8.如权利要求7所述的方法,其特征在于,沉积保形间隔层包括沉积碳。
9.如权利要求8所述的方法,其特征在于,以原子层沉积制程来进行沉积碳。
10.如权利要求7所述的方法,其特征在于,形成多个牺牲Mx+1线包括:
在该多个金属Mx线上方沉积牺牲层;
在该牺牲层上沉积微影堆栈物;
图案化该微影堆栈物以形成图案化微影堆栈物;
去除该牺牲层未被该图案化微影堆栈物覆盖的部分;以及
去除该微影堆栈物。
11.如权利要求7所述的方法,其特征在于,沉积介电层包括沉积碳氧化硅。
12.如权利要求11所述的方法,其特征在于,更包括平坦化该介电层。
13.如权利要求12所述的方法,其特征在于,平坦化该介电层包括进行化学机械抛光制程。
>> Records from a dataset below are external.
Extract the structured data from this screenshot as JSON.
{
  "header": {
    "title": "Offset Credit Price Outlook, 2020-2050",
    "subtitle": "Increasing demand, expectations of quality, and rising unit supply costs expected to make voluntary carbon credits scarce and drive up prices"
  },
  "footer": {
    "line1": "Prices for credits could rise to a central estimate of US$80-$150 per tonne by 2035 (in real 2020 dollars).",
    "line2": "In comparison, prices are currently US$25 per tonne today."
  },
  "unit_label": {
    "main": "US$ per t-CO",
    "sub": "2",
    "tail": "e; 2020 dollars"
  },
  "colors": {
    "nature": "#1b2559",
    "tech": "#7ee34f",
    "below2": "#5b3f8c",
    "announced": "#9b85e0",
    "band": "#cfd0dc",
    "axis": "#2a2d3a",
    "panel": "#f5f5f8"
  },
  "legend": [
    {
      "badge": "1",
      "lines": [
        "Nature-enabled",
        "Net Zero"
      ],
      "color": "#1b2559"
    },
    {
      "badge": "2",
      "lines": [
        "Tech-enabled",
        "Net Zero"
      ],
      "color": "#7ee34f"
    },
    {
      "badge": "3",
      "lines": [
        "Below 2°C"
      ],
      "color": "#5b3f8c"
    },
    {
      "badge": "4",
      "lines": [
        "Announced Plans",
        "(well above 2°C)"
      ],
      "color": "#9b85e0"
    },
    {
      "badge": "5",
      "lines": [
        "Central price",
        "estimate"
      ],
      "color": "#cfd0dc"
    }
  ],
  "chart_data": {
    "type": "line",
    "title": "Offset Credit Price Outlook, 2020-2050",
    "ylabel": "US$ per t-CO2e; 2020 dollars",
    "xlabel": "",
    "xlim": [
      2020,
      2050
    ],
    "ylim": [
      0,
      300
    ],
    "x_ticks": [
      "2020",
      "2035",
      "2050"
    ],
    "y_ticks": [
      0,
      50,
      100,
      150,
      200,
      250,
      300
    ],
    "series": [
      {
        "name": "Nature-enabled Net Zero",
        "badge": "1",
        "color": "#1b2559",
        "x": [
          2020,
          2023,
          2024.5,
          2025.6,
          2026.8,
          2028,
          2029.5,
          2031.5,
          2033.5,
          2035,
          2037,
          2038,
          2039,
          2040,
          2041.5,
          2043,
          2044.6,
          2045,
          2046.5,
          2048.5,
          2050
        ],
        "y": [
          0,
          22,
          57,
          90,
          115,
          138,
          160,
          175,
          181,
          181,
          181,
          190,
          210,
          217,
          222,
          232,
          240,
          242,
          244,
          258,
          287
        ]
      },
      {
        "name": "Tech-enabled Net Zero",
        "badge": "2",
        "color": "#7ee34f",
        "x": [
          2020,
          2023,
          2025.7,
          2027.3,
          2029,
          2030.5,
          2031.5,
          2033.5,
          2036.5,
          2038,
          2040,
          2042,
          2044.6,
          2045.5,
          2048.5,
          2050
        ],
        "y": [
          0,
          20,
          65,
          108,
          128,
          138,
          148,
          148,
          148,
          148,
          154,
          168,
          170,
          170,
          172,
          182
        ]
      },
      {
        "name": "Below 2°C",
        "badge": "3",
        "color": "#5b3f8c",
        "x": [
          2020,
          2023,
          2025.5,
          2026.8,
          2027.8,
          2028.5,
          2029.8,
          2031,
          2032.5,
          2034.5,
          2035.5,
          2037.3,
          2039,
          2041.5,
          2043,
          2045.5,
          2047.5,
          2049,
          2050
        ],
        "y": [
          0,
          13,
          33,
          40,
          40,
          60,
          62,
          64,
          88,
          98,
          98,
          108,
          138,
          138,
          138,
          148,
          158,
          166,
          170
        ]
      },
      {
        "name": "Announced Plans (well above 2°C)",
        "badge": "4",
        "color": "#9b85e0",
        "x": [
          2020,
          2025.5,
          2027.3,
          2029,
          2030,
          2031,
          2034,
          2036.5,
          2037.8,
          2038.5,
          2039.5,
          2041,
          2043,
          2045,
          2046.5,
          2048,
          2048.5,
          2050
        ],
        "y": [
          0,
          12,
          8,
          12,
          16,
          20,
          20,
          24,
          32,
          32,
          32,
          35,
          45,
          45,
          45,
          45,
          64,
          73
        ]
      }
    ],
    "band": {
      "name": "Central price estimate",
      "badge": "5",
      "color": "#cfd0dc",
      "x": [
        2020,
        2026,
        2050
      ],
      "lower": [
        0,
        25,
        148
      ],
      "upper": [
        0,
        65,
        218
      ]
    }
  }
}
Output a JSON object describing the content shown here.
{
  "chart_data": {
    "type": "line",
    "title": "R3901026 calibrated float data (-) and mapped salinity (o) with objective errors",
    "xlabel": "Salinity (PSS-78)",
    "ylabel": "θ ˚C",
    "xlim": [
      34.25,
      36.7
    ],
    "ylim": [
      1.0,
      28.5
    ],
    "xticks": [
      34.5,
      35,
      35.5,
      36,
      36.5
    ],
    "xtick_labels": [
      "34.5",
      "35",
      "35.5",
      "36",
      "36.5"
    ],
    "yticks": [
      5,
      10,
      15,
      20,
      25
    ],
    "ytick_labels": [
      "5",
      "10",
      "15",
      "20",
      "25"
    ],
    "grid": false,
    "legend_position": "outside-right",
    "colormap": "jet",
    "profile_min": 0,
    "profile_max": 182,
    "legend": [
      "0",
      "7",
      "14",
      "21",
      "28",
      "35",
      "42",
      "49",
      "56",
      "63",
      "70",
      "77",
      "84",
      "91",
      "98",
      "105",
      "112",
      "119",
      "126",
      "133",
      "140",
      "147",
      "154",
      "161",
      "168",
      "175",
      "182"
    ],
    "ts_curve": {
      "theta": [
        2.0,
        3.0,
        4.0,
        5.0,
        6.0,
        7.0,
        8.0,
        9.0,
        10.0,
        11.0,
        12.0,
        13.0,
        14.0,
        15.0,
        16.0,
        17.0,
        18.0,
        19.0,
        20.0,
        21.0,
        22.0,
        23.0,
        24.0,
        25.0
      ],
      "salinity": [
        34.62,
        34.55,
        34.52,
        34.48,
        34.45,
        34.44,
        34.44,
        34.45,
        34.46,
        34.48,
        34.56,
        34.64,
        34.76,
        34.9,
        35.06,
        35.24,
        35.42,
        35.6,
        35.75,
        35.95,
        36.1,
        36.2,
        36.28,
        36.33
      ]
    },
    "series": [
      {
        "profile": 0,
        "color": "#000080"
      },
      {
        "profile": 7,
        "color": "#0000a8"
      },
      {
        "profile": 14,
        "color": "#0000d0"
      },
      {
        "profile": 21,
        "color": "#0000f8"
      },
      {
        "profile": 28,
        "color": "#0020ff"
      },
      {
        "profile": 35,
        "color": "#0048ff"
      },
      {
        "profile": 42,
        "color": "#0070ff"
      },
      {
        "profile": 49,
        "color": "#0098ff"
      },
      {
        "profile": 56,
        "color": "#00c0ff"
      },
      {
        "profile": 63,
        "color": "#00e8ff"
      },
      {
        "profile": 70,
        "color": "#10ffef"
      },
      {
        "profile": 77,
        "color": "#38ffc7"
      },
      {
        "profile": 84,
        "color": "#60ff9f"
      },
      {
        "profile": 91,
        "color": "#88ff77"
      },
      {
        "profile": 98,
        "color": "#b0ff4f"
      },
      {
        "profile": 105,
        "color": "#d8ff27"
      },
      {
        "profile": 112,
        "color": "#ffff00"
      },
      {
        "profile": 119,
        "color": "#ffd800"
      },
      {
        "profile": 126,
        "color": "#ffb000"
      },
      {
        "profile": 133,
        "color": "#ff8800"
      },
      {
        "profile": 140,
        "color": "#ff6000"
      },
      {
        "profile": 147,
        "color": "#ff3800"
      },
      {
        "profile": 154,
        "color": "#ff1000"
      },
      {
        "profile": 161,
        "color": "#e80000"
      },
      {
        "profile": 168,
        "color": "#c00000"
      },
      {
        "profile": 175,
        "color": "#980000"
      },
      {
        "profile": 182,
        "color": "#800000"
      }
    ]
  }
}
14.如权利要求7所述的方法,其特征在于,用金属填充该多个Mx+1线穴包括用铜填充该多个Mx+1线穴。
15.一种形成半导体结构的方法,包括:
在多个金属Mx线上方形成多个牺牲Mx+1线;
在该多个牺牲Mx+1线上方沉积介电层;
在该多个牺牲Mx+1线的其中一个牺牲Mx+1线中形成切穴;
在该切穴中形成介电区;
去除该多个牺牲Mx+1线以形成多个Mx+1线穴;
沉积通孔切口微影堆栈物;
在该通孔切口微影堆栈物中图案化开口;
形成通孔穴使暴露出该多个金属Mx线的其中一个Mx金属线;
去除该通孔切口微影堆栈物;以及
用金属填充该多个Mx+1线穴和通孔穴以形成多个金属Mx+1线和通孔。
16.如权利要求15所述的方法,其特征在于,形成多个牺牲Mx+1线包括:
在该多个金属Mx线上方沉积牺牲层;
在该牺牲层上沉积线切口微影堆栈物;
图案化该线切口微影堆栈物以形成图案化线切口微影堆栈物;
去除该牺牲层未被该图案化线切口微影堆栈物覆盖的部分;以及
去除该图案化线切口微影堆栈物。
17.如权利要求15所述的方法,其特征在于,沉积介电层包括沉积碳氧化硅。
18.如权利要求17所述的方法,其特征在于,更包括平坦化该介电层。
19.如权利要求18所述的方法,其特征在于,平坦化该介电层包括进行化学机械抛光制程。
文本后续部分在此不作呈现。